Another complaint against Twitter claims that it owes former employees $500 million in severance pay

Twitter is involved in yet another legal spat after receiving a second complaint this month that asserts the business owes former employees at least $500 million in severance pay. Chris Woodfield, a former senior programmer at Twitter, filed the lawsuit as a proposed class action and claims that the social media behemoth specifically targeted older staff for layoffs, which distinguishes this case from others.

A brief about another complaint against Twitter claims that it owes former employees $500 million in severance pay

Woodfield, a former employee of Twitter in Seattle, asserts that the business frequently informed staff that, in the case of a layoff, they would receive two months’ income and other benefits.He and many other employees, however, have not yet received the promised payment.
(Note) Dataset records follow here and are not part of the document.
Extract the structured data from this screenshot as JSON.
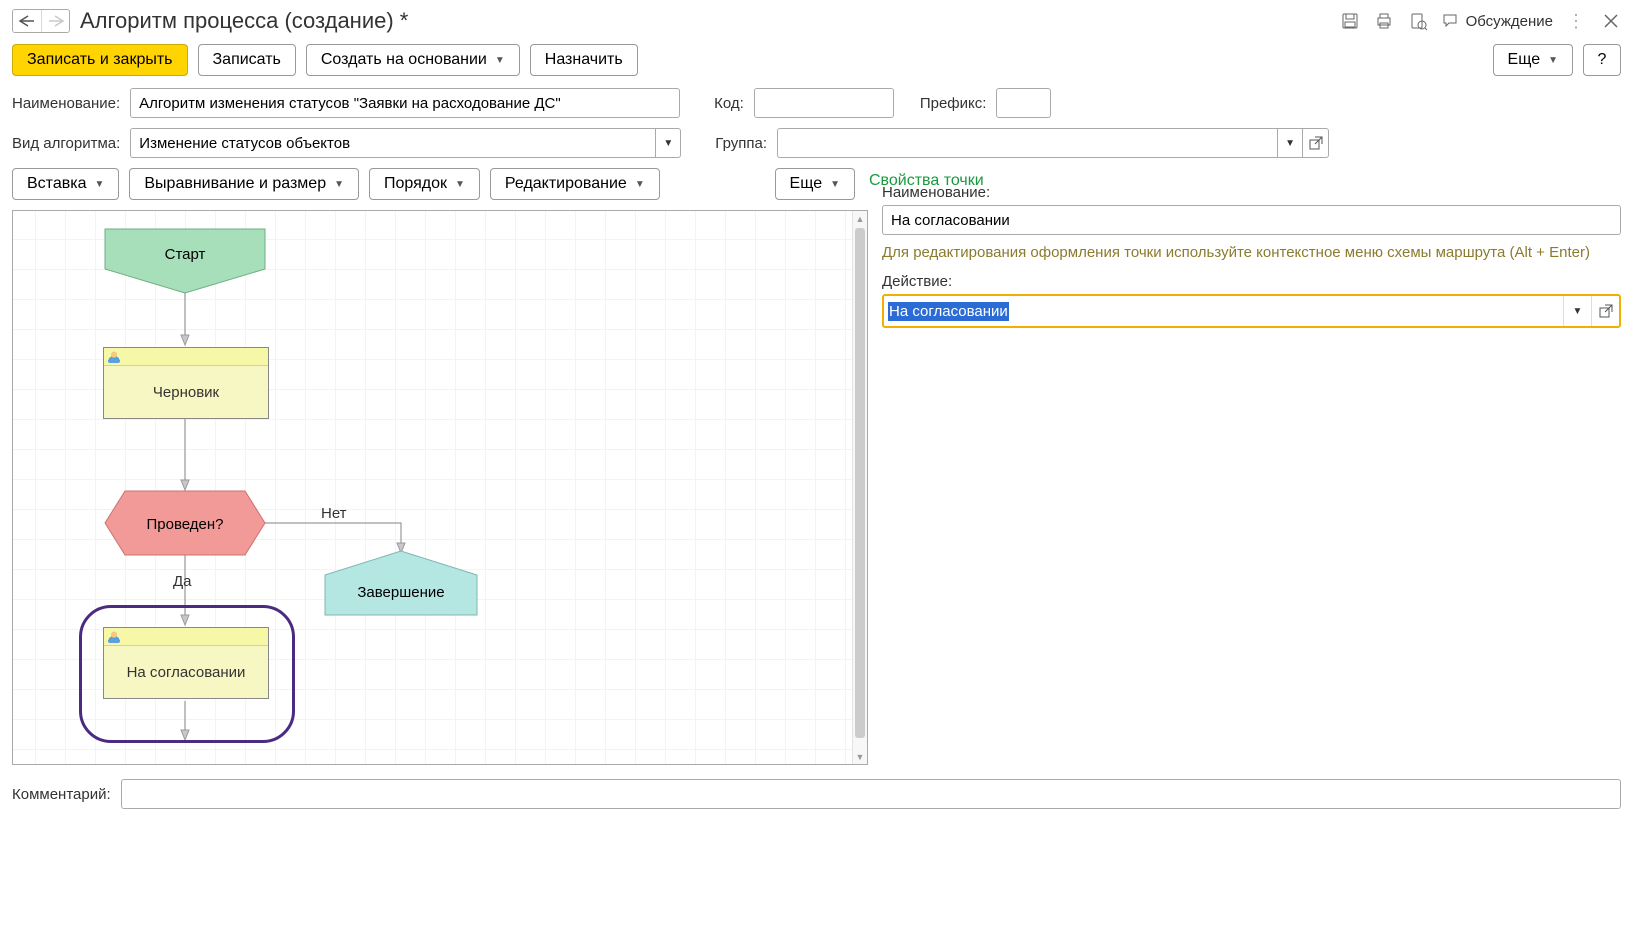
{
  "header": {
    "title": "Алгоритм процесса (создание) *",
    "discuss": "Обсуждение"
  },
  "toolbar": {
    "save_close": "Записать и закрыть",
    "save": "Записать",
    "create_based": "Создать на основании",
    "assign": "Назначить",
    "more": "Еще",
    "help": "?"
  },
  "form": {
    "name_label": "Наименование:",
    "name_value": "Алгоритм изменения статусов \"Заявки на расходование ДС\"",
    "code_label": "Код:",
    "code_value": "",
    "prefix_label": "Префикс:",
    "prefix_value": "",
    "type_label": "Вид алгоритма:",
    "type_value": "Изменение статусов объектов",
    "group_label": "Группа:",
    "group_value": ""
  },
  "editor_tb": {
    "insert": "Вставка",
    "align": "Выравнивание и размер",
    "order": "Порядок",
    "edit": "Редактирование",
    "more": "Еще"
  },
  "diagram": {
    "start": "Старт",
    "draft": "Черновик",
    "decision": "Проведен?",
    "yes": "Да",
    "no": "Нет",
    "approval": "На согласовании",
    "end": "Завершение"
  },
  "props": {
    "title": "Свойства точки",
    "name_label": "Наименование:",
    "name_value": "На согласовании",
    "hint": "Для редактирования оформления точки используйте контекстное меню схемы маршрута (Alt + Enter)",
    "action_label": "Действие:",
    "action_value": "На согласовании"
  },
  "comment": {
    "label": "Комментарий:",
    "value": ""
  }
}
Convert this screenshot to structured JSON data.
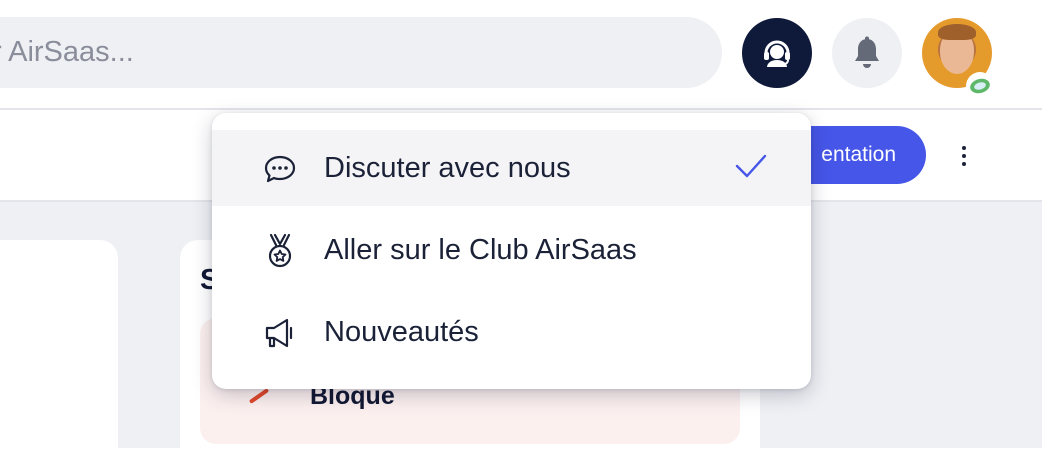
{
  "header": {
    "search_placeholder": "r AirSaas...",
    "support_icon": "headset-icon",
    "bell_icon": "bell-icon",
    "avatar_icon": "user-avatar",
    "avatar_badge_icon": "status-badge-icon"
  },
  "toolbar": {
    "primary_button_label": "entation",
    "more_icon": "kebab-menu-icon"
  },
  "content": {
    "card_title": "S",
    "status_label": "Bloque"
  },
  "menu": {
    "items": [
      {
        "label": "Discuter avec nous",
        "icon": "chat-bubble-icon",
        "selected": true
      },
      {
        "label": "Aller sur le Club AirSaas",
        "icon": "medal-icon",
        "selected": false
      },
      {
        "label": "Nouveautés",
        "icon": "megaphone-icon",
        "selected": false
      }
    ]
  },
  "colors": {
    "accent": "#4656e8",
    "dark": "#0f1a3b",
    "check": "#4656e8",
    "blocked_bg": "#fcf0ef"
  }
}
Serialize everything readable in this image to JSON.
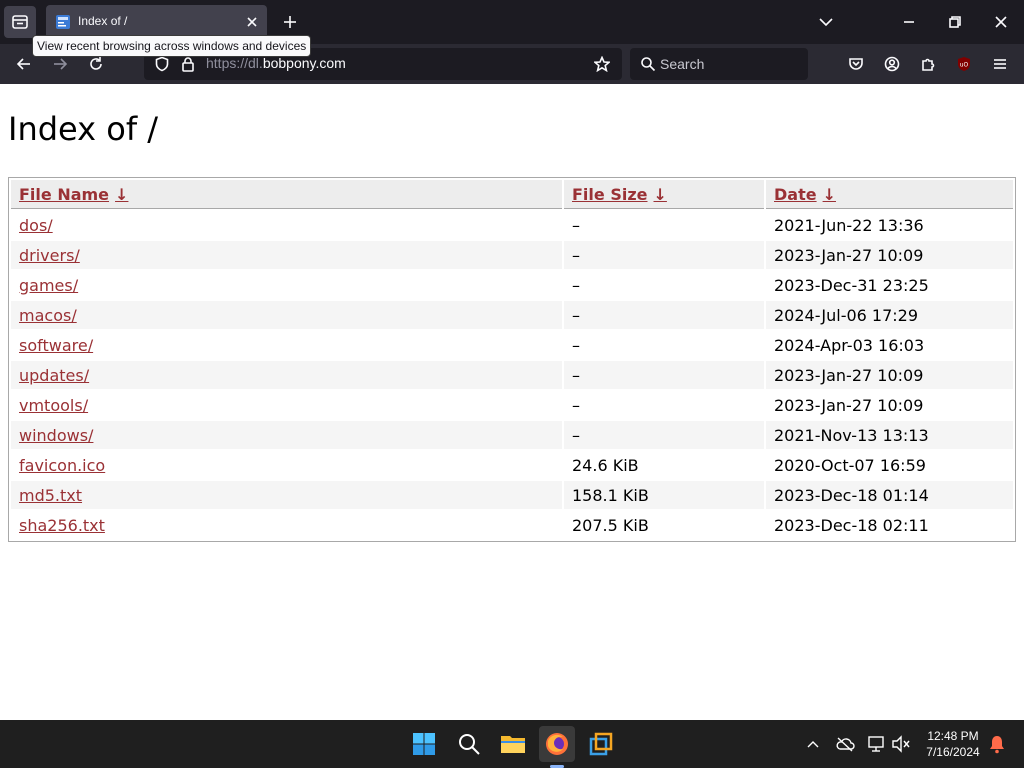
{
  "browser": {
    "tab": {
      "title": "Index of /"
    },
    "tooltip": "View recent browsing across windows and devices",
    "url": {
      "prefix": "https://dl.",
      "domain": "bobpony.com"
    },
    "search_placeholder": "Search"
  },
  "page": {
    "heading": "Index of /",
    "columns": {
      "name": "File Name",
      "size": "File Size",
      "date": "Date",
      "sort_arrow": "↓"
    },
    "rows": [
      {
        "name": "dos/",
        "size": "–",
        "date": "2021-Jun-22 13:36"
      },
      {
        "name": "drivers/",
        "size": "–",
        "date": "2023-Jan-27 10:09"
      },
      {
        "name": "games/",
        "size": "–",
        "date": "2023-Dec-31 23:25"
      },
      {
        "name": "macos/",
        "size": "–",
        "date": "2024-Jul-06 17:29"
      },
      {
        "name": "software/",
        "size": "–",
        "date": "2024-Apr-03 16:03"
      },
      {
        "name": "updates/",
        "size": "–",
        "date": "2023-Jan-27 10:09"
      },
      {
        "name": "vmtools/",
        "size": "–",
        "date": "2023-Jan-27 10:09"
      },
      {
        "name": "windows/",
        "size": "–",
        "date": "2021-Nov-13 13:13"
      },
      {
        "name": "favicon.ico",
        "size": "24.6 KiB",
        "date": "2020-Oct-07 16:59"
      },
      {
        "name": "md5.txt",
        "size": "158.1 KiB",
        "date": "2023-Dec-18 01:14"
      },
      {
        "name": "sha256.txt",
        "size": "207.5 KiB",
        "date": "2023-Dec-18 02:11"
      }
    ]
  },
  "taskbar": {
    "time": "12:48 PM",
    "date": "7/16/2024",
    "apps": [
      "start-icon",
      "search-icon",
      "file-explorer-icon",
      "firefox-icon",
      "vmware-icon"
    ]
  },
  "colors": {
    "link": "#9a3135",
    "chrome_dark": "#1c1b22",
    "toolbar": "#2b2a33"
  }
}
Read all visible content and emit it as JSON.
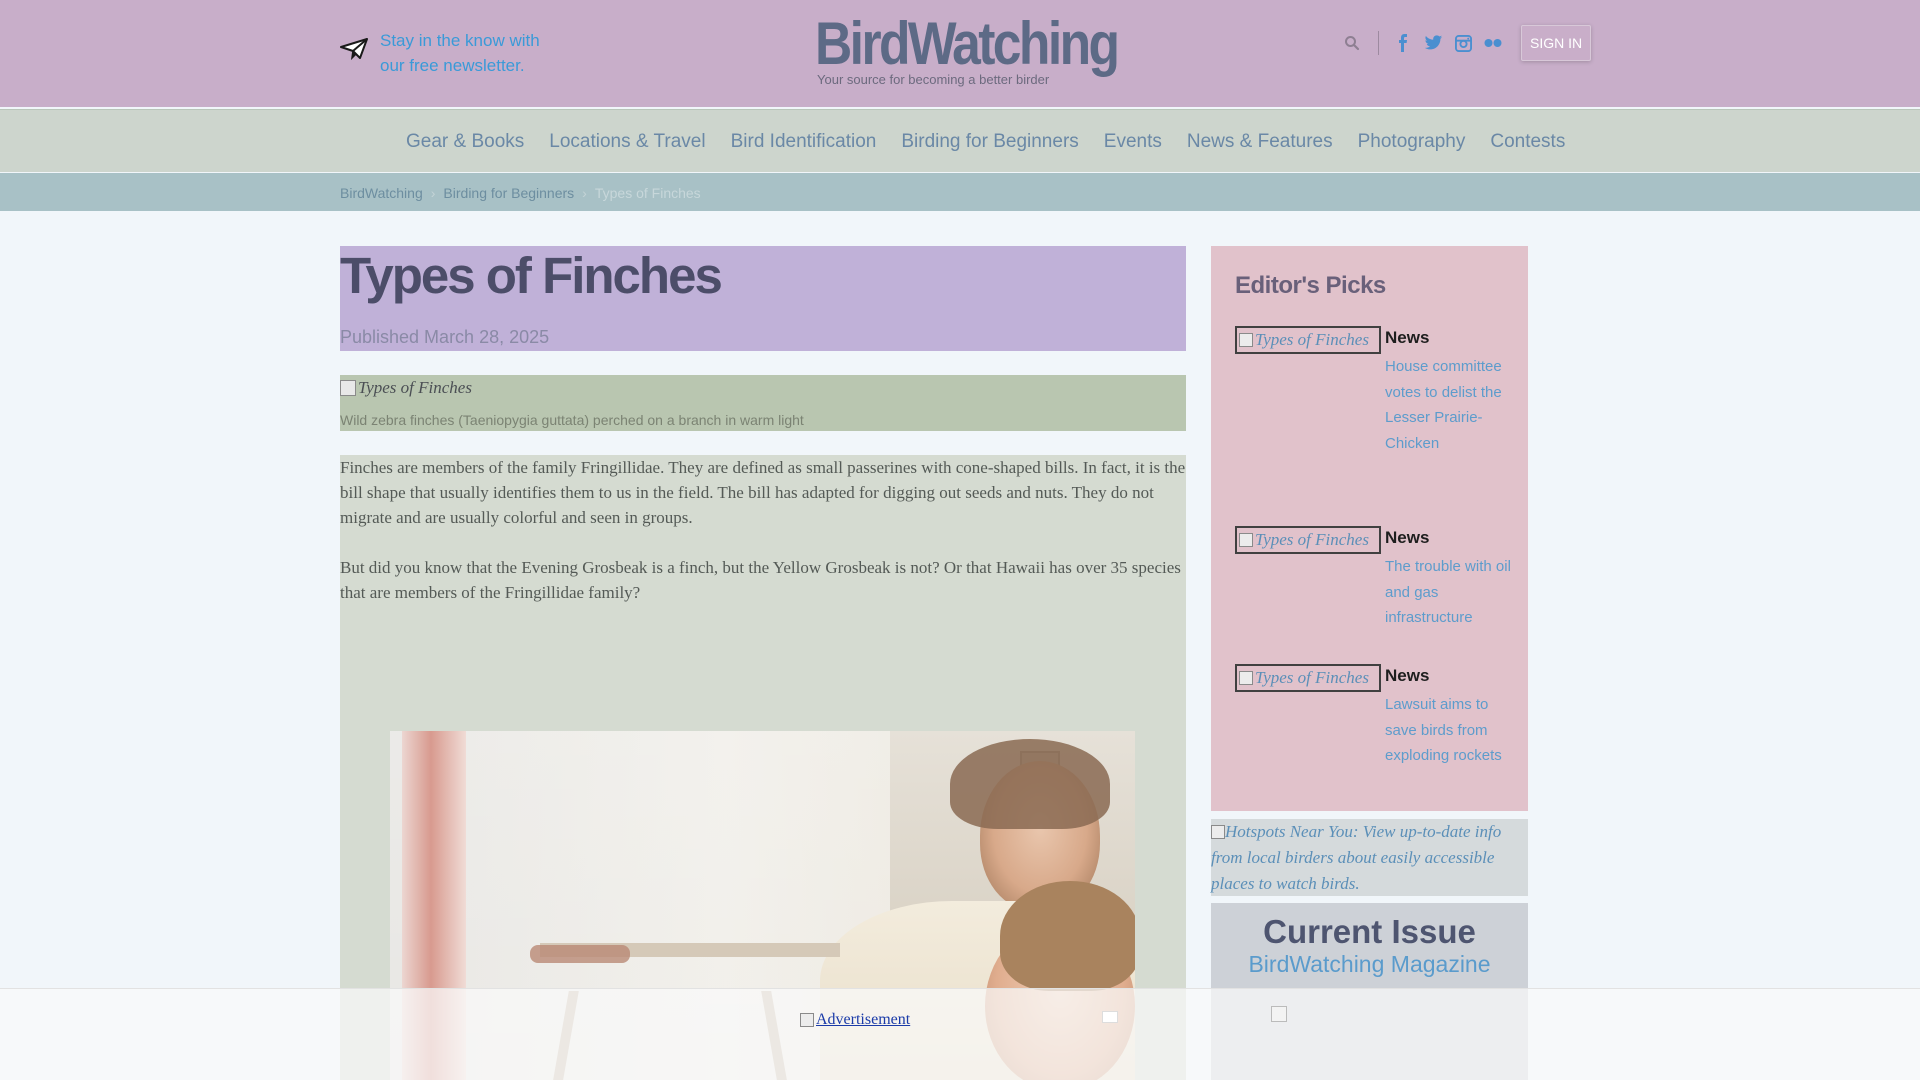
{
  "header": {
    "newsletter_line1": "Stay in the know with",
    "newsletter_line2": "our free newsletter.",
    "logo_name": "BirdWatching",
    "logo_tagline": "Your source for becoming a better birder",
    "signin_label": "SIGN IN",
    "icons": [
      "search-icon",
      "facebook-icon",
      "twitter-icon",
      "instagram-icon",
      "flickr-icon"
    ]
  },
  "nav": {
    "items": [
      "Gear & Books",
      "Locations & Travel",
      "Bird Identification",
      "Birding for Beginners",
      "Events",
      "News & Features",
      "Photography",
      "Contests"
    ]
  },
  "breadcrumb": {
    "items": [
      "BirdWatching",
      "Birding for Beginners",
      "Types of Finches"
    ],
    "separator": "›"
  },
  "article": {
    "title": "Types of Finches",
    "published": "Published March 28, 2025",
    "image_alt": "Types of Finches",
    "caption": "Wild zebra finches (Taeniopygia guttata) perched on a branch in warm light",
    "paragraphs": [
      "Finches are members of the family Fringillidae. They are defined as small passerines with cone-shaped bills. In fact, it is the bill shape that usually identifies them to us in the field. The bill has adapted for digging out seeds and nuts. They do not migrate and are usually colorful and seen in groups.",
      "But did you know that the Evening Grosbeak is a finch, but the Yellow Grosbeak is not? Or that Hawaii has over 35 species that are members of the Fringillidae family?"
    ]
  },
  "sidebar": {
    "title": "Editor's Picks",
    "picks": [
      {
        "img_alt": "Types of Finches",
        "category": "News",
        "link": "House committee votes to delist the Lesser Prairie-Chicken"
      },
      {
        "img_alt": "Types of Finches",
        "category": "News",
        "link": "The trouble with oil and gas infrastructure"
      },
      {
        "img_alt": "Types of Finches",
        "category": "News",
        "link": "Lawsuit aims to save birds from exploding rockets"
      }
    ],
    "hotspots_alt": "Hotspots Near You: View up-to-date info from local birders about easily accessible places to watch birds.",
    "current_issue_title": "Current Issue",
    "current_issue_sub": "BirdWatching Magazine"
  },
  "ad": {
    "label": "Advertisement"
  },
  "colors": {
    "header_bg": "#c8aec9",
    "nav_bg": "#cdd5cd",
    "link_blue": "#5d9ccc"
  }
}
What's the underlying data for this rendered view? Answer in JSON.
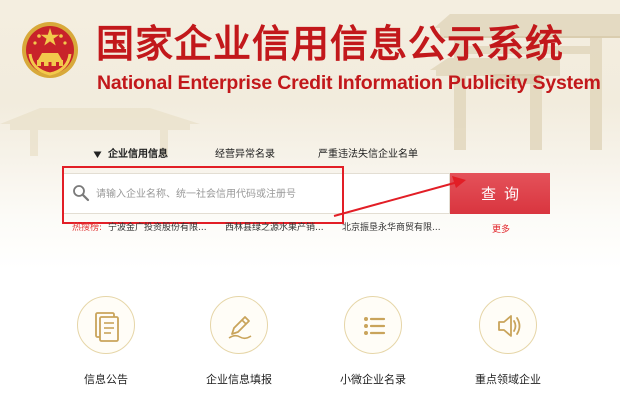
{
  "header": {
    "title_cn": "国家企业信用信息公示系统",
    "title_en": "National Enterprise Credit Information Publicity System",
    "emblem_icon": "national-emblem-icon"
  },
  "tabs": [
    {
      "label": "企业信用信息",
      "active": true
    },
    {
      "label": "经营异常名录",
      "active": false
    },
    {
      "label": "严重违法失信企业名单",
      "active": false
    }
  ],
  "search": {
    "placeholder": "请输入企业名称、统一社会信用代码或注册号",
    "value": "",
    "button_label": "查询",
    "icon": "search-icon"
  },
  "hot_search": {
    "label": "热搜榜:",
    "items": [
      "宁波金广投资股份有限...",
      "西林县绿之源水果产销...",
      "北京振垦永华商贸有限..."
    ],
    "more_label": "更多"
  },
  "services": [
    {
      "label": "信息公告",
      "icon": "notice-document-icon"
    },
    {
      "label": "企业信息填报",
      "icon": "fill-report-pen-icon"
    },
    {
      "label": "小微企业名录",
      "icon": "list-directory-icon"
    },
    {
      "label": "重点领域企业",
      "icon": "broadcast-speaker-icon"
    }
  ],
  "colors": {
    "brand_red": "#c2181b",
    "button_red": "#d9353f",
    "annotation_red": "#e21e26",
    "icon_gold": "#c9a45b"
  }
}
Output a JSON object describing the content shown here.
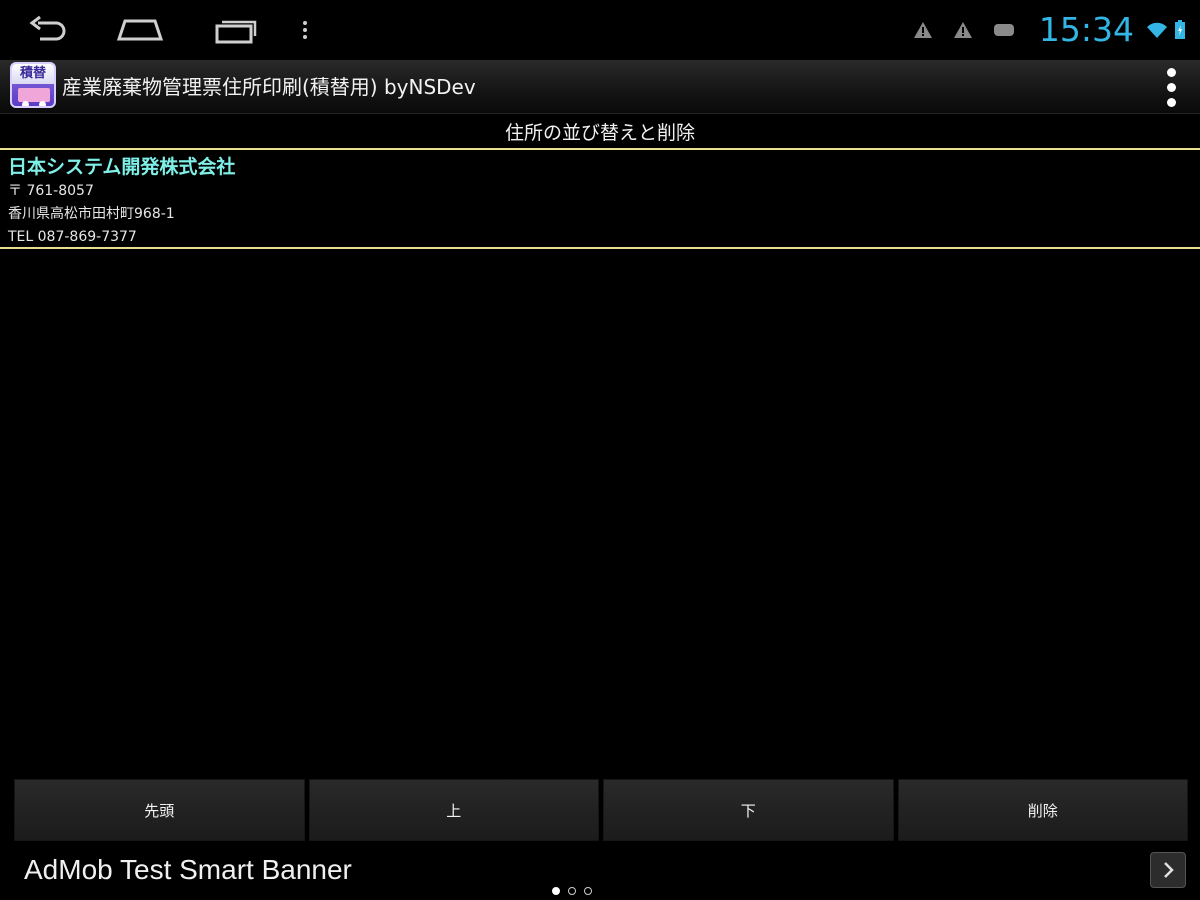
{
  "status_bar": {
    "time": "15:34",
    "icons": [
      "warning-icon",
      "warning-icon",
      "message-icon",
      "wifi-icon",
      "battery-icon"
    ],
    "clock_color": "#33b5e5"
  },
  "nav_bar": {
    "icons": [
      "back-icon",
      "home-icon",
      "recents-icon",
      "menu-icon"
    ]
  },
  "action_bar": {
    "app_icon_text": "積替",
    "title": "産業廃棄物管理票住所印刷(積替用) byNSDev"
  },
  "section": {
    "title": "住所の並び替えと削除"
  },
  "addresses": [
    {
      "name": "日本システム開発株式会社",
      "postal": "〒 761-8057",
      "address": "香川県高松市田村町968-1",
      "tel": "TEL 087-869-7377"
    }
  ],
  "buttons": {
    "first": "先頭",
    "up": "上",
    "down": "下",
    "delete": "削除"
  },
  "ad": {
    "text": "AdMob Test Smart Banner"
  },
  "colors": {
    "accent": "#33b5e5",
    "name_text": "#7ff0e8",
    "list_border": "#e8e08c"
  }
}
Following Elon Musk’s acquisition of the business in October of the previous year, which led to the firing of more than half of the workers, Twitter launched the mass layoffs as a cost-cutting measure.

It’s interesting how unconventional Twitter’s responses to questions about these lawsuits have been. The company resorted to an automated response that contained only a poop emoji because it lacked a media relations department to issue a formal statement. Twitter has argued in the past that all laid-off workers received full compensation.

A comparable action, filed last week in a federal court in California, demanded more than $500 million in severance payments for former Twitter workers. This complaint alleges that by disregarding the provisions of a severance plan negotiated before Musk’s takeover, the corporation violated federal restrictions on employee benefit programs.

Twitter is being sued by Woodfield on grounds of contract breach and fraud. Furthermore, he claims that he was singled out for layoff because he was a “older worker,” despite the fact that the complaint makes no mention of his age.

In accordance with the complaint, Woodfield agreed to arbitrate any legal disputes relating to her employment, and Twitter was obligated to pay the initial costs associated with each case because of this agreement. Woodfield claims he filed an arbitration claim against Twitter earlier this year, but the corporation allegedly refused to pay the required fee, thereby stalling the process. This assertion is consistent with the opinions voiced by hundreds of ex-employees in a different legal situation earlier this year, where Twitter claimed that these people had not turned in the necessary paperwork.

In addition to these cases over severance pay, Twitter has been the target of numerous additional legal claims alleging gender and disability discrimination, failure to give early notice of layoffs, and failing to pay promised bonuses to remaining employees. The business has persistently refuted these allegations.